A new report shows toxins from suppliers to companies like Tyson Foods are pouring into waterways, causing marine life to leave or die
The global meat industry, already implicated in driving global warming and deforestation, has now been blamed for fueling what is expected to be the worst “dead zone” on record in the Gulf of Mexico.
Toxins from manure and fertiliser pouring into waterways are exacerbating huge, harmful algal blooms that create oxygen-deprived stretches of the gulf, the Great Lakes and Chesapeake Bay, according to a new report by Mighty, an environmental group chaired by former congressman Henry Waxman.
It is expected that the National Oceanic and Atmospheric Administration (Noaa) will this week announce the largest ever recorded dead zone in the Gulf of Mexico. It is expected to be larger than the nearly 8,200 square-mile area that was forecast for July – an expanse of water roughly the size of New Jersey.

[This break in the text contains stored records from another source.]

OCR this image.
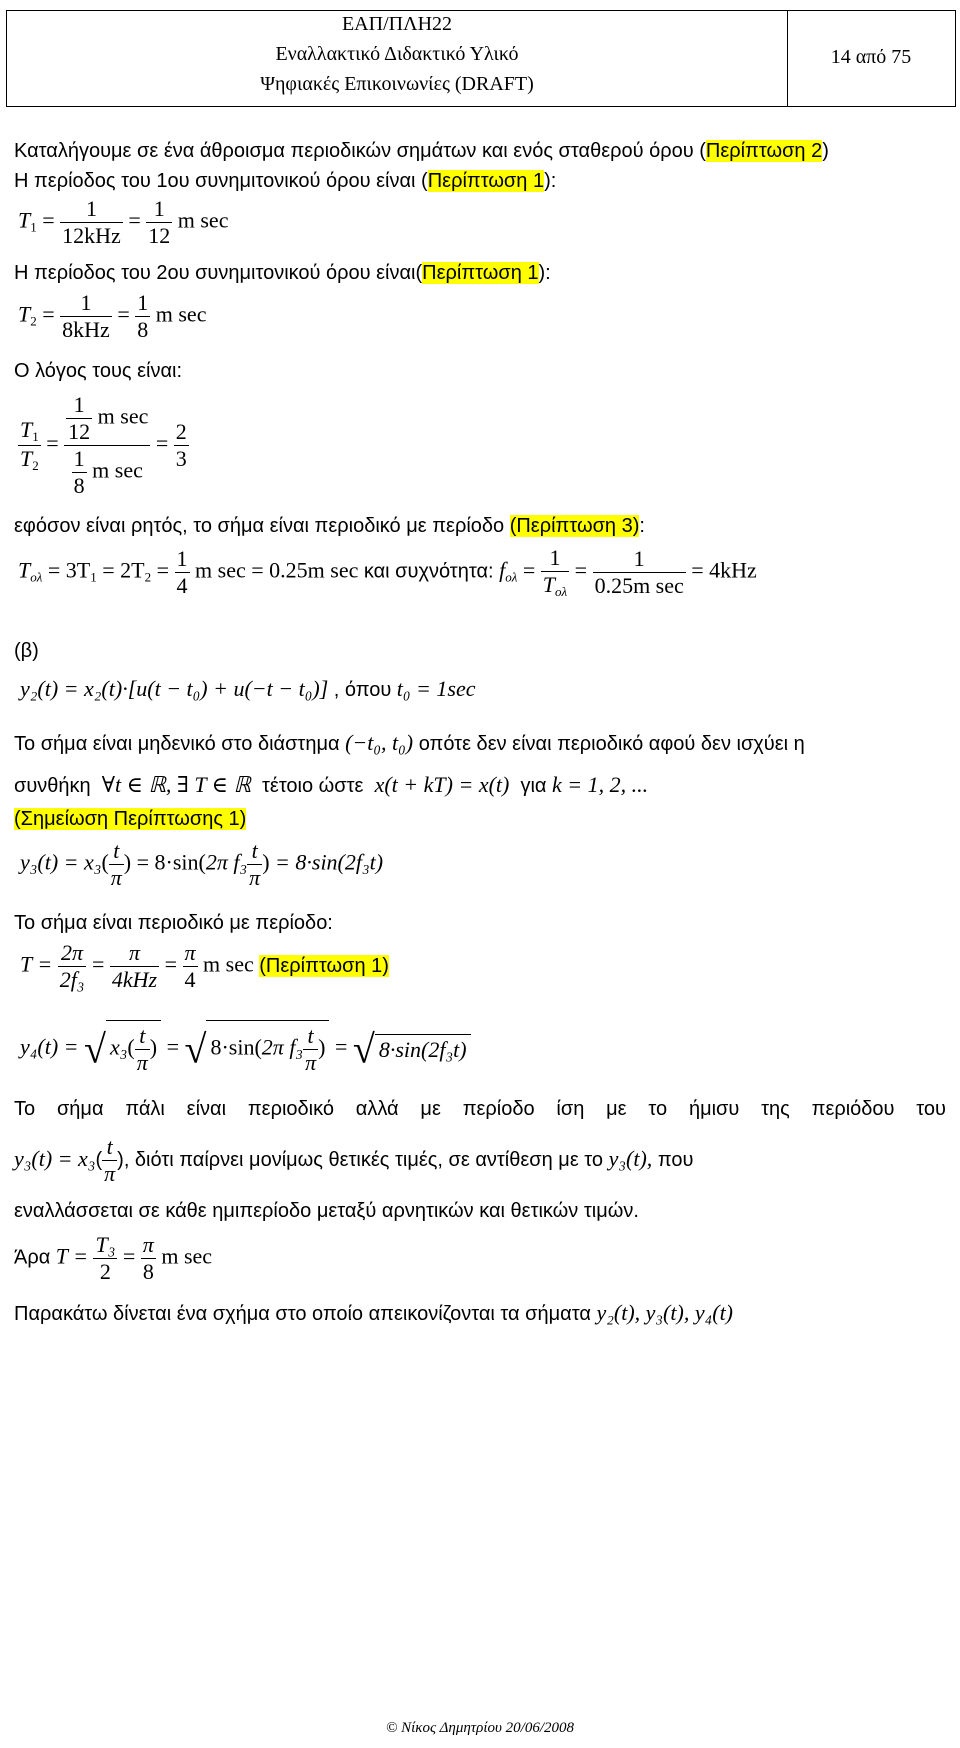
ΕΑΠ/ΠΛΗ22
Εναλλακτικό Διδακτικό Υλικό
Ψηφιακές Επικοινωνίες (DRAFT)
14 από 75
Καταλήγουμε σε ένα άθροισμα περιοδικών σημάτων και ενός σταθερού όρου (Περίπτωση 2)
Η περίοδος του 1ου συνημιτονικού όρου είναι (Περίπτωση 1):
$T_1 = \frac{1}{\text{12kHz}} = \frac{1}{12}$ m sec
Η περίοδος του 2ου συνημιτονικού όρου είναι(Περίπτωση 1):
$T_2 = \frac{1}{\text{8kHz}} = \frac{1}{8}$ m sec
Ο λόγος τους είναι:
$\frac{T_1}{T_2} = \frac{\frac{1}{12} m \sec}{\frac{1}{8} m \sec} = \frac{2}{3}$
εφόσον είναι ρητός, το σήμα είναι περιοδικό με περίοδο (Περίπτωση 3):
$T_{o\lambda} = 3T_1 = 2T_2 = \frac{1}{4}$ m sec = 0.25m sec και συχνότητα: $f_{o\lambda} = \frac{1}{T_{o\lambda}} = \frac{1}{\text{0.25m sec}} = 4kHz$
(β)
y₂(t) = x₂(t)·[u(t − t₀) + u(−t − t₀)] , όπου t₀ = 1sec
Το σήμα είναι μηδενικό στο διάστημα (−t₀, t₀) οπότε δεν είναι περιοδικό αφού δεν ισχύει η
συνθήκη ∀t ∈ ℝ, ∃ T ∈ ℝ τέτοιο ώστε x(t + kT) = x(t) για k = 1, 2, ...
(Σημείωση Περίπτωσης 1)
$y_3(t) = x_3( \frac{t}{\pi}$ ) = 8·sin(2π $f_3 \frac{t}{\pi}$ ) = 8·sin(2f₃t)
Το σήμα είναι περιοδικό με περίοδο:
$T = \frac{2\pi}{\text{2f₃}} = \frac{\pi}{\text{4kHz}} = \frac{\pi}{4}$ m sec (Περίπτωση 1)
y₄(t) = √ $x_3( \frac{t}{\pi}$ ) = √ 8·sin(2π $f_3 \frac{t}{\pi}$ ) = √ 8·sin(2f₃t)
Το σήμα πάλι είναι περιοδικό αλλά με περίοδο ίση με το ήμισυ της περιόδου του
$y_3(t) = x_3( \frac{t}{\pi}$ ), διότι παίρνει μονίμως θετικές τιμές, σε αντίθεση με το y₃(t), που
εναλλάσσεται σε κάθε ημιπερίοδο μεταξύ αρνητικών και θετικών τιμών.
Άρα $T = \frac{\text{T₃}}{2} = \frac{\pi}{8}$ m sec
Παρακάτω δίνεται ένα σχήμα στο οποίο απεικονίζονται τα σήματα y₂(t), y₃(t), y₄(t)
© Νίκος Δημητρίου 20/06/2008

Nutrients flowing into streams, rivers and the ocean from agriculture and wastewater stimulate an overgrowth of algae, which then decomposes. This results in hypoxia, or lack of oxygen, in the water, causing marine life either to flee or to die.

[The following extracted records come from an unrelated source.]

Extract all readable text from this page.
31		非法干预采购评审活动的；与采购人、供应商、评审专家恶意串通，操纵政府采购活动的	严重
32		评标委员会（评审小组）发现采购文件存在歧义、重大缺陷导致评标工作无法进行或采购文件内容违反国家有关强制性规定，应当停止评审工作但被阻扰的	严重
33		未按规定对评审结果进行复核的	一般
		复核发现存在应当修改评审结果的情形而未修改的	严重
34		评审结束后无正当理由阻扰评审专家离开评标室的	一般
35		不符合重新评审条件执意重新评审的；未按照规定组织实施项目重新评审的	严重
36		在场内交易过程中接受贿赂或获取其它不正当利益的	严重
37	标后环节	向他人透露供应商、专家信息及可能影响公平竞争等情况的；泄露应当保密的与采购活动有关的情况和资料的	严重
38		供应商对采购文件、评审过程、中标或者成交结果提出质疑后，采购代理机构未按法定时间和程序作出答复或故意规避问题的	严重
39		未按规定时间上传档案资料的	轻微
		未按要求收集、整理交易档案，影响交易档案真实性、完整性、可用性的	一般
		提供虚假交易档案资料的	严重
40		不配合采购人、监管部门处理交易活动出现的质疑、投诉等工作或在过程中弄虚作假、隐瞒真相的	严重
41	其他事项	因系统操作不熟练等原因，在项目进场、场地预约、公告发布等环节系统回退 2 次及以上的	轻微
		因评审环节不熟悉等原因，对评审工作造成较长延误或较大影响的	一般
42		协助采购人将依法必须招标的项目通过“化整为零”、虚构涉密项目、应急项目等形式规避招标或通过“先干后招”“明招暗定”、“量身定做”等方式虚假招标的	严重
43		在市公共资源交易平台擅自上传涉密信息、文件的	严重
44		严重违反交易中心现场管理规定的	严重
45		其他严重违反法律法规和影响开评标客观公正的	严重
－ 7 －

Some creatures, such as shrimp, suffer stunted growth. Algal blooms themselves can cause problems, as in Florida last summer when several beaches were closed after they became coated in foul-smelling green slime.
America’s vast appetite for meat is driving much of this harmful pollution, according to Mighty, which blamed a small number of businesses for practices that are “contaminating our water and destroying our landscape” in the heart of the country.